On those facts the appellants have raised the preliminary issue as to whether the court a quo created and determined its own issues. I now turn to determine that issue which is potentially dispositive of all the other issues.
Whether or not the court a quo created and determined its own issues.
It is needless to say with respect, that the judges a quo fell into grave error and strayed into the wilderness of irrationality when they held that there were no second contracts without limit when the parties were in agreement that they concluded such contacts and the only dispute pertained to the legality of their variation.
It is trite and a matter of elementary law that what is admitted need not be proved. In Fawcett Security Operations (Pvt) Ltd v Director of Customs and Exise & Ors 1993 (2) ZLR 121 at p 127 McNALLY JA had this to say:
“The simple rule of law is that what is not denied is taken to be admitted.”

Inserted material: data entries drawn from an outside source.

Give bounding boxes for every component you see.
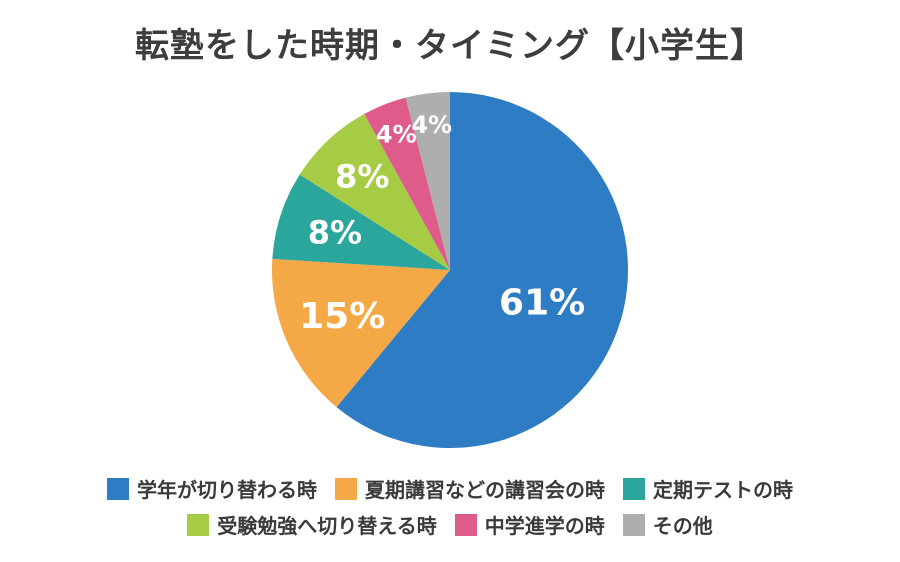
pie-chart: 61% 15% 8% 8% 4%4% — [272, 92, 628, 448]
slice-value-label: 61% — [499, 283, 585, 324]
pie-slices — [272, 92, 628, 448]
legend-item: 受験勉強へ切り替える時 — [187, 510, 437, 539]
legend-label: 定期テストの時 — [653, 478, 793, 502]
legend-label: 中学進学の時 — [484, 514, 605, 538]
legend-label: 夏期講習などの講習会の時 — [365, 478, 605, 502]
chart-title: 転塾をした時期・タイミング【小学生】 — [135, 26, 765, 66]
pie-slice — [272, 174, 450, 270]
slice-value-label: 8% — [308, 214, 362, 252]
legend-swatch — [622, 513, 645, 536]
pie-slice — [364, 97, 450, 270]
slice-value-label: 4% — [411, 111, 452, 139]
legend-swatch — [107, 477, 129, 500]
pie-slice — [299, 114, 450, 270]
slice-value-label: 4% — [376, 120, 417, 148]
legend-label: 学年が切り替わる時 — [137, 478, 317, 502]
legend-item: 学年が切り替わる時 — [107, 474, 317, 503]
pie-slice — [405, 92, 450, 270]
pie-slice — [336, 92, 628, 448]
legend-swatch — [623, 477, 645, 500]
legend-row-2: 受験勉強へ切り替える時 中学進学の時 その他 — [0, 510, 900, 539]
pie-slice — [272, 258, 450, 408]
legend-item: 定期テストの時 — [623, 474, 793, 503]
legend-item: 夏期講習などの講習会の時 — [335, 474, 605, 503]
legend-swatch — [187, 513, 210, 536]
slice-value-label: 15% — [299, 296, 385, 337]
legend-label: 受験勉強へ切り替える時 — [217, 514, 437, 538]
slice-value-label: 8% — [335, 158, 389, 196]
legend-row-1: 学年が切り替わる時 夏期講習などの講習会の時 定期テストの時 — [0, 474, 900, 503]
legend-swatch — [335, 477, 357, 500]
pie-labels: 61% 15% 8% 8% 4%4% — [299, 111, 585, 337]
legend-item: その他 — [622, 510, 713, 539]
legend-label: その他 — [652, 514, 713, 538]
legend-item: 中学進学の時 — [454, 510, 605, 539]
legend-swatch — [454, 513, 477, 536]
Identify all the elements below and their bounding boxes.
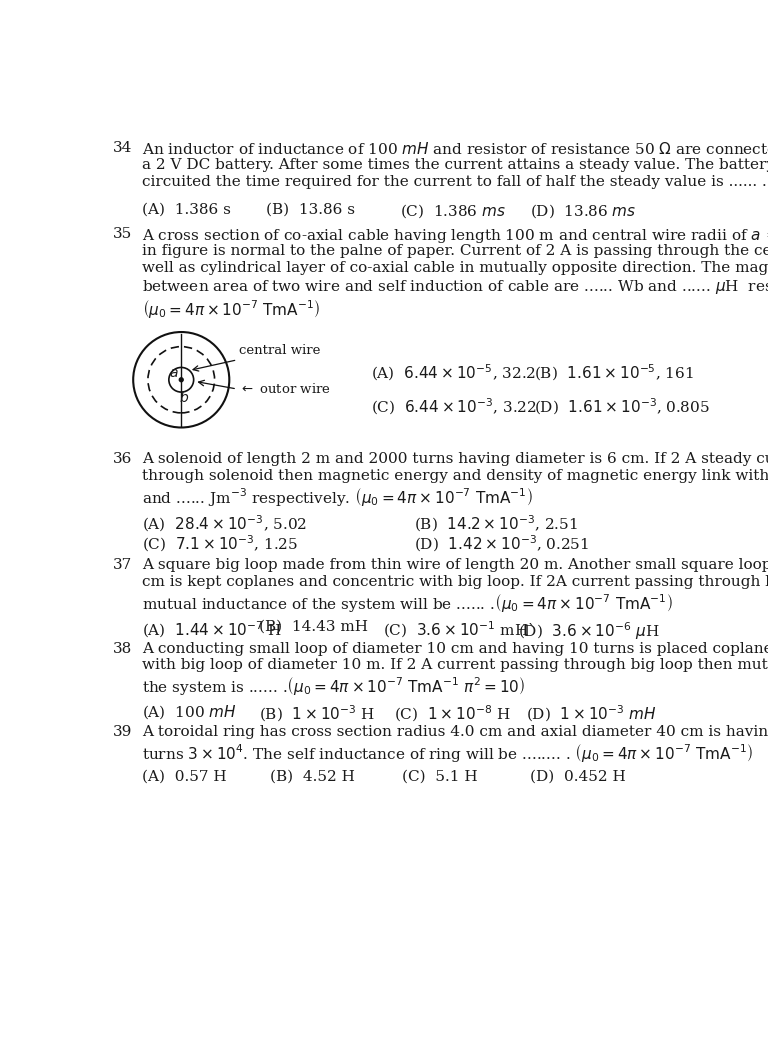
Text: turns $3\times10^{4}$. The self inductance of ring will be ........ . $\left(\mu: turns $3\times10^{4}$. The self inductan… <box>143 742 753 763</box>
Text: a 2 V DC battery. After some times the current attains a steady value. The batte: a 2 V DC battery. After some times the c… <box>143 158 768 172</box>
Text: and ...... Jm$^{-3}$ respectively. $\left(\mu_0 = 4\pi\times10^{-7}\ \mathrm{TmA: and ...... Jm$^{-3}$ respectively. $\lef… <box>143 487 533 508</box>
Text: (A)  $28.4\times10^{-3}$, 5.02: (A) $28.4\times10^{-3}$, 5.02 <box>143 514 308 534</box>
Text: (A)  0.57 H: (A) 0.57 H <box>143 770 227 783</box>
Text: A cross section of co-axial cable having length 100 m and central wire radii of : A cross section of co-axial cable having… <box>143 227 768 245</box>
Text: (A)  1.386 s: (A) 1.386 s <box>143 202 231 216</box>
Text: mutual inductance of the system will be ...... .$\left(\mu_0 = 4\pi\times10^{-7}: mutual inductance of the system will be … <box>143 593 674 615</box>
Text: (A)  $6.44\times10^{-5}$, 32.2: (A) $6.44\times10^{-5}$, 32.2 <box>371 363 536 384</box>
Text: $a$: $a$ <box>169 366 178 379</box>
Text: $\leftarrow$ outor wire: $\leftarrow$ outor wire <box>239 382 330 396</box>
Text: (C)  $1\times10^{-8}$ H: (C) $1\times10^{-8}$ H <box>395 703 511 724</box>
Text: (B)  $1\times10^{-3}$ H: (B) $1\times10^{-3}$ H <box>259 703 375 724</box>
Text: 35: 35 <box>113 227 132 242</box>
Text: cm is kept coplanes and concentric with big loop. If 2A current passing through : cm is kept coplanes and concentric with … <box>143 576 768 589</box>
Text: A toroidal ring has cross section radius 4.0 cm and axial diameter 40 cm is havi: A toroidal ring has cross section radius… <box>143 725 768 739</box>
Text: A square big loop made from thin wire of length 20 m. Another small square loop : A square big loop made from thin wire of… <box>143 559 768 572</box>
Text: 34: 34 <box>113 141 132 155</box>
Text: well as cylindrical layer of co-axial cable in mutually opposite direction. The : well as cylindrical layer of co-axial ca… <box>143 261 768 276</box>
Text: A solenoid of length 2 m and 2000 turns having diameter is 6 cm. If 2 A steady c: A solenoid of length 2 m and 2000 turns … <box>143 453 768 466</box>
Text: (D)  $3.6\times10^{-6}$ $\mu$H: (D) $3.6\times10^{-6}$ $\mu$H <box>518 620 660 641</box>
Text: (C)  1.386 $ms$: (C) 1.386 $ms$ <box>400 202 506 220</box>
Text: with big loop of diameter 10 m. If 2 A current passing through big loop then mut: with big loop of diameter 10 m. If 2 A c… <box>143 658 768 672</box>
Text: $\left(\mu_0 = 4\pi\times10^{-7}\ \mathrm{TmA}^{-1}\right)$: $\left(\mu_0 = 4\pi\times10^{-7}\ \mathr… <box>143 298 321 320</box>
Text: through solenoid then magnetic energy and density of magnetic energy link with i: through solenoid then magnetic energy an… <box>143 470 768 483</box>
Text: (C)  $6.44\times10^{-3}$, 3.22: (C) $6.44\times10^{-3}$, 3.22 <box>371 396 537 417</box>
Text: (B)  $1.61\times10^{-5}$, 161: (B) $1.61\times10^{-5}$, 161 <box>534 363 694 384</box>
Text: (D)  $1.42\times10^{-3}$, 0.251: (D) $1.42\times10^{-3}$, 0.251 <box>414 534 589 554</box>
Text: in figure is normal to the palne of paper. Current of 2 A is passing through the: in figure is normal to the palne of pape… <box>143 244 768 259</box>
Text: (B)  4.52 H: (B) 4.52 H <box>270 770 356 783</box>
Circle shape <box>179 377 184 382</box>
Text: (D)  $1.61\times10^{-3}$, 0.805: (D) $1.61\times10^{-3}$, 0.805 <box>534 396 710 417</box>
Text: 37: 37 <box>113 559 132 572</box>
Text: (B)  14.43 mH: (B) 14.43 mH <box>259 620 368 634</box>
Text: (B)  $14.2\times10^{-3}$, 2.51: (B) $14.2\times10^{-3}$, 2.51 <box>414 514 578 534</box>
Text: $b$: $b$ <box>178 390 189 405</box>
Text: circuited the time required for the current to fall of half the steady value is : circuited the time required for the curr… <box>143 175 767 189</box>
Text: (D)  $1\times10^{-3}$ $mH$: (D) $1\times10^{-3}$ $mH$ <box>526 703 657 724</box>
Text: (D)  0.452 H: (D) 0.452 H <box>530 770 626 783</box>
Text: (C)  5.1 H: (C) 5.1 H <box>402 770 478 783</box>
Text: 38: 38 <box>113 641 132 655</box>
Text: (D)  13.86 $ms$: (D) 13.86 $ms$ <box>530 202 637 220</box>
Text: An inductor of inductance of 100 $mH$ and resistor of resistance 50 $\Omega$ are: An inductor of inductance of 100 $mH$ an… <box>143 141 768 157</box>
Text: the system is ...... .$\left(\mu_0 = 4\pi\times10^{-7}\ \mathrm{TmA}^{-1}\ \pi^2: the system is ...... .$\left(\mu_0 = 4\p… <box>143 675 526 697</box>
Text: 36: 36 <box>113 453 132 466</box>
Text: between area of two wire and self induction of cable are ...... Wb and ...... $\: between area of two wire and self induct… <box>143 278 768 296</box>
Text: (A)  100 $mH$: (A) 100 $mH$ <box>143 703 237 721</box>
Text: (C)  $3.6\times10^{-1}$ mH`: (C) $3.6\times10^{-1}$ mH` <box>382 620 534 640</box>
Text: 39: 39 <box>113 725 132 739</box>
Text: (C)  $7.1\times10^{-3}$, 1.25: (C) $7.1\times10^{-3}$, 1.25 <box>143 534 299 554</box>
Text: (B)  13.86 s: (B) 13.86 s <box>266 202 356 216</box>
Text: central wire: central wire <box>193 344 320 371</box>
Text: A conducting small loop of diameter 10 cm and having 10 turns is placed coplaner: A conducting small loop of diameter 10 c… <box>143 641 768 655</box>
Text: (A)  $1.44\times10^{-7}$ H: (A) $1.44\times10^{-7}$ H <box>143 620 283 640</box>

Once the respondent admitted and the parties agreed on the existence of the second set of contracts without limit, it was not within the court’s discretion to find otherwise. The Learned Judges’ reliance on the doctrine of novation was therefore misplaced and irrational in light of the parties’ agreement that they concluded the second set of contracts without limit.
We accordingly hold that the court a quo committed a fatal error in raising and determining its own issues contrary to the issues raised by the parties. That approach is untenable and contrary to the dictates of procedural law, see Nzara v Kashumba SC 18/18 which chides judicial officers not to go on a frolic of their own when sitting in judgment over given issues.
The learned judges having acted on a wrong principle of law in arriving at the impugned defective judgment it cannot stand. The court accordingly upholds and sustains the point in limine raised by the appellants. While that ruling is dispositive of the procedural issues, it does not dispose of the substantive issues. This is because the court a quo did not determine the substantive issue placed before it. The court of necessity invokes its review powers under s 25 of the Supreme Court Act [Chapter 7:13] for the sake of substantive justice between the parties. Costs follow the result. It is accordingly ordered that:
1. The appeal succeeds with costs.
2. The judgment of the court a quo be and is hereby set aside.
3 The matter be and is hereby remitted to the court a quo for a hearing de novo before different judges.
GUVAVA JA : I agree
MAVANGIRA JA : I agree
Matsikidze Attorneys-at-Law, the appellants’ legal practitioners.
Sinyoro and Partners, the respondent’s legal practitioners.